Labels have had to drastically shift gears to accommodate for the lack of live shows their artists were facing and assess how to best direct an online audience to their roster. With such an ingrained and loyal fanbase, Joyful Noise were met with an increase in direct sales and enduring support from their followers. Yet, they were still accustomed to an album release being paired with bands on the road playing in front of a live audience.
“We really had to throw ideas at the wall to try and figure out how to promote records that had been released but were still very fresh in a world without touring,” said Hofstetter. “I wouldn’t say we’ve necessarily cracked that code, we’ve just done things like releasing supplemental material that points back to the record.”

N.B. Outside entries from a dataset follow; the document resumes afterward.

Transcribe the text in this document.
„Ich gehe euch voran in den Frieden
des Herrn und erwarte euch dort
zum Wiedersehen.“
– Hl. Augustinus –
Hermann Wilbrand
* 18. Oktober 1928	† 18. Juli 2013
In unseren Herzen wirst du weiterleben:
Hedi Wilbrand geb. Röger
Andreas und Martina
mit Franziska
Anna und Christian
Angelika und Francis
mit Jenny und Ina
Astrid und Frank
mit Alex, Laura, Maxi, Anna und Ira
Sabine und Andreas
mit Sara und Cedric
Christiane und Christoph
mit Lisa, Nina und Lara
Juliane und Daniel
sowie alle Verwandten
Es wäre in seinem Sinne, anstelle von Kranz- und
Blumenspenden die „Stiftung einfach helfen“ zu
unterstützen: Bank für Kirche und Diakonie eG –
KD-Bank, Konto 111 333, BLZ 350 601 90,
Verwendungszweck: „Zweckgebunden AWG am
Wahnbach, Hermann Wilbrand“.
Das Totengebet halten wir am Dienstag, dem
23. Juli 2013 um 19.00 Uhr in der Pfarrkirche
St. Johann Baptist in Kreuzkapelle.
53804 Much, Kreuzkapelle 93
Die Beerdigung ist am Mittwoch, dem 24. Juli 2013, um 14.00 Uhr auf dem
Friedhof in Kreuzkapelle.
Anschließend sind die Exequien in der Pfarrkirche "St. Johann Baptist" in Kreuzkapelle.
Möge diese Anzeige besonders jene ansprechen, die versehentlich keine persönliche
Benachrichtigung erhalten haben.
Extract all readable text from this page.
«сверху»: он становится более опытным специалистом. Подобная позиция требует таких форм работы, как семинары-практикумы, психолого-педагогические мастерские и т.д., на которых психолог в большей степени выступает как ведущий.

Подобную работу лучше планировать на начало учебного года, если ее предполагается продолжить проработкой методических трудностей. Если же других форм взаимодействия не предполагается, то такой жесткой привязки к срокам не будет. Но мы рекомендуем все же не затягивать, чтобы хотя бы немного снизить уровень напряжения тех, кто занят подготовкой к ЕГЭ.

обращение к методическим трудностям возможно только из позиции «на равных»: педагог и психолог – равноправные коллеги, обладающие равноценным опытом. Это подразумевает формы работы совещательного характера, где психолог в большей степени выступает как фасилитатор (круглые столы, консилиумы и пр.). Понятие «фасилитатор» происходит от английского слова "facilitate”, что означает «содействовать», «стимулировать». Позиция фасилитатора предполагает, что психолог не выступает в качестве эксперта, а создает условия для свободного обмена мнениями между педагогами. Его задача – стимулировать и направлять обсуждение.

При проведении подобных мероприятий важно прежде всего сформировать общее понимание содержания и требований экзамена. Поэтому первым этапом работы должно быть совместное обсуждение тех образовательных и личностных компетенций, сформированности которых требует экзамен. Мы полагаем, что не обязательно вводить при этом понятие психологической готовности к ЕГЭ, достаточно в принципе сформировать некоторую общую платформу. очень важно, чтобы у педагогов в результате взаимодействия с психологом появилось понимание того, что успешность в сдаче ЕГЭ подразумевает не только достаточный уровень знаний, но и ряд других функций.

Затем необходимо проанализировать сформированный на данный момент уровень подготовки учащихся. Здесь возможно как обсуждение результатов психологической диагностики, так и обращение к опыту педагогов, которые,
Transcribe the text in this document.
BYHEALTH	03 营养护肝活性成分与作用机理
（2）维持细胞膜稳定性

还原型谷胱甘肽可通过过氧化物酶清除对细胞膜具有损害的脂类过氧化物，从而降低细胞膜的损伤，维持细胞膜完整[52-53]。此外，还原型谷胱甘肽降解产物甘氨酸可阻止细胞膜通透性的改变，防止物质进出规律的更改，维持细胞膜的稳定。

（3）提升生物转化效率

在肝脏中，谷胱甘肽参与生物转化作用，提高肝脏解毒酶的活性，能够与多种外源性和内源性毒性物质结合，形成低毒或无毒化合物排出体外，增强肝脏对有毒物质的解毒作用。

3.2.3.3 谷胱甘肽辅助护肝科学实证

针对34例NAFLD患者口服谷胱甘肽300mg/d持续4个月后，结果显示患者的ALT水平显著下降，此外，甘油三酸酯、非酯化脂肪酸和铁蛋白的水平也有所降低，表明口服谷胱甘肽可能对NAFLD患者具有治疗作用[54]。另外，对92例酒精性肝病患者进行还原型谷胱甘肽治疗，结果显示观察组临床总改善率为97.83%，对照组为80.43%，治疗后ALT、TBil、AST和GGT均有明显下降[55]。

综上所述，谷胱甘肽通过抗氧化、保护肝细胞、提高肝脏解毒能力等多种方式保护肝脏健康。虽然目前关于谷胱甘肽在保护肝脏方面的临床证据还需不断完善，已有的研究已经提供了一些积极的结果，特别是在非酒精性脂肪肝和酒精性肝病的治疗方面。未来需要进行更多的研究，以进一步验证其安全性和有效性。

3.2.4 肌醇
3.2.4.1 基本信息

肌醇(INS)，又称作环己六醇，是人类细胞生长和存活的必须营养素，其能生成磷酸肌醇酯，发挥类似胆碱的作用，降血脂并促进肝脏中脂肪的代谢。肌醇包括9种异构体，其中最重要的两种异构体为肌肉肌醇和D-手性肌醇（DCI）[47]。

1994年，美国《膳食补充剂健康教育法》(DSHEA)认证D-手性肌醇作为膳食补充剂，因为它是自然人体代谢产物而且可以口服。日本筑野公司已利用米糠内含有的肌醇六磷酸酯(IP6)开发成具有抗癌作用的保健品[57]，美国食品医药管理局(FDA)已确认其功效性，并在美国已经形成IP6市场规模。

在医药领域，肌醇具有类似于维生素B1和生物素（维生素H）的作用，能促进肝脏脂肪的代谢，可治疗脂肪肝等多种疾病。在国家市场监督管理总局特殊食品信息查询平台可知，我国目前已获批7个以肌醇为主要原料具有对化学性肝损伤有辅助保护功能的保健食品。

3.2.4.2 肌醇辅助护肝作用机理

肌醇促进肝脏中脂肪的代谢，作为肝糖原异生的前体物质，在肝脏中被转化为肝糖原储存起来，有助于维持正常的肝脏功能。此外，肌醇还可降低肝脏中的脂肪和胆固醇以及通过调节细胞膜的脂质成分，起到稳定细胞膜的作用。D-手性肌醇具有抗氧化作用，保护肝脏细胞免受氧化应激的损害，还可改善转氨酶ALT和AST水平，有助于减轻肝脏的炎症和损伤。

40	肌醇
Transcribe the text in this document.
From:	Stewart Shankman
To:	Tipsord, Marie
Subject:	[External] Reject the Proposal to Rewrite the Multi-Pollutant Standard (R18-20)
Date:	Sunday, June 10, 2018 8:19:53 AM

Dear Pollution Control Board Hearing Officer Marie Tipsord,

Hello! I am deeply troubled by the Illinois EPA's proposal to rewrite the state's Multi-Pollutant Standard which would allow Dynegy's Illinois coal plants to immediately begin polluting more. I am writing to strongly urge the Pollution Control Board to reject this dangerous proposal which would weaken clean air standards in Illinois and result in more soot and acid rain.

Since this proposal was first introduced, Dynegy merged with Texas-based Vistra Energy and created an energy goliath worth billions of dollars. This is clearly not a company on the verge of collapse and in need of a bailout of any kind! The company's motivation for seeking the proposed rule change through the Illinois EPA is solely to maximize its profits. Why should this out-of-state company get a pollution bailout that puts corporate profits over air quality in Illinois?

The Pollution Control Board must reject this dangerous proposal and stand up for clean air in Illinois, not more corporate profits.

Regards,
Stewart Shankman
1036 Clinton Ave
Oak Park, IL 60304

An example of this is Deerhoof’s three contributory albums that supported 2020’s full length Future Teenage Cave Artists, as well as advanced listening parties where fans could interact directly with the artists in a live-streaming format.
Constantly aware of and adapting to their surroundings, Hofstetter and his team continually reassess their priorities and engage in ways to reflect the wider world while still maintaining steadfast relations with their artists.
“Our goal is always to put as much creative energy into each project so that they can really see their full potential,” Hofstetter said. “Labels really aren’t gatekeepers anymore. It’s more a matter of […] is the label the right entity to translate the artist’s vision for the general populous, is how I think of it. We definitely think of ourselves as artistic partners with each band.”
Hofstetter said a big part of Joyful Noise’s success comes in an effort to separate preconceived notions of what a label should be in its decisions.
“For me, the breakthrough happened when I gave up trying to emulate what other labels around me were doing and instead focused on my own crazy ideas and carve my own path,” he said. “I think now more than ever it’s important for labels to be their own creative voice. You’re not going to be of much value if you’re stuck in the past or if you’re thinking of a label as just a financier.”